If someone has a herniated disc in their neck, we usually approach it anteriorly—from the front. Usually that involves a cervical discectomy—that is, removing the disc—along with spinal fusion with a bone graft and plate. We never perform a cervical discectomy without the fusion.
Fusion is basically bringing the bone together—we're fusing one bone to another. This can be done from the front or the back.
The key is that you can do fusion in different parts of the spine, but not all spinal fusions are the same.

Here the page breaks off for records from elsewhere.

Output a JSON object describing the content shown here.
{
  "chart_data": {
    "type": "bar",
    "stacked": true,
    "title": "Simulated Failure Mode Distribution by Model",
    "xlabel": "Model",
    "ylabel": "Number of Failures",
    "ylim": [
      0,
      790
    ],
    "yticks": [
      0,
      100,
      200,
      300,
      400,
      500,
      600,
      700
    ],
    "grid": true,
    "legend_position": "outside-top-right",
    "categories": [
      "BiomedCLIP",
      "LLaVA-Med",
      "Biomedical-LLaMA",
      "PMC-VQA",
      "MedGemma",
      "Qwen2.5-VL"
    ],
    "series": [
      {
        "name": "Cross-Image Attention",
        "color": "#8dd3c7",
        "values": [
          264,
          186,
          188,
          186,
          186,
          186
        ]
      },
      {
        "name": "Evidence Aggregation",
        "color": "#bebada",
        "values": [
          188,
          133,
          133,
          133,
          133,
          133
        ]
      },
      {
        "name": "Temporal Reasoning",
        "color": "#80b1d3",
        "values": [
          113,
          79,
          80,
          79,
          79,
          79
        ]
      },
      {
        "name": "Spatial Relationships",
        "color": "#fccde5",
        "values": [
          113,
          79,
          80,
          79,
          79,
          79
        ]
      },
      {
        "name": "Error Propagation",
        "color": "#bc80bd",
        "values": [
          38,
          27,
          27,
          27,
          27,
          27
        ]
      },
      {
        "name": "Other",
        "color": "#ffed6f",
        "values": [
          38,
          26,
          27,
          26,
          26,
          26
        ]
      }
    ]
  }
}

Many factors play a role in how to approach surgery in the neck. Herniated discs are often approached from the front, while multi-level cervical stenosis procedures are approached from the back. The patient's spinal curvature also plays a role, along with patient's age and other medical conditions.
We can do surgery for spinal stenosis from the front or from the back.
Using the anterior approach often helps keep the normal curvature of the patient's spine. If someone has straightening or reversed curvature of the cervical spine, and you go from the front and fuse, it's going to help the spine go back to a more normal curvature. This approach can also prevent further straightening or worsening of the reversed curvature.
When you remove bone from the back, you tend to put the patient at greater risk for further worsening or loss of the spinal curvature. You may consider fusing from the back, but patients will then lose a lot of their range of motion, as opposed to going in from the front. By going in from the anterior approach, patients don't lose as much range of motion with spinal fusion.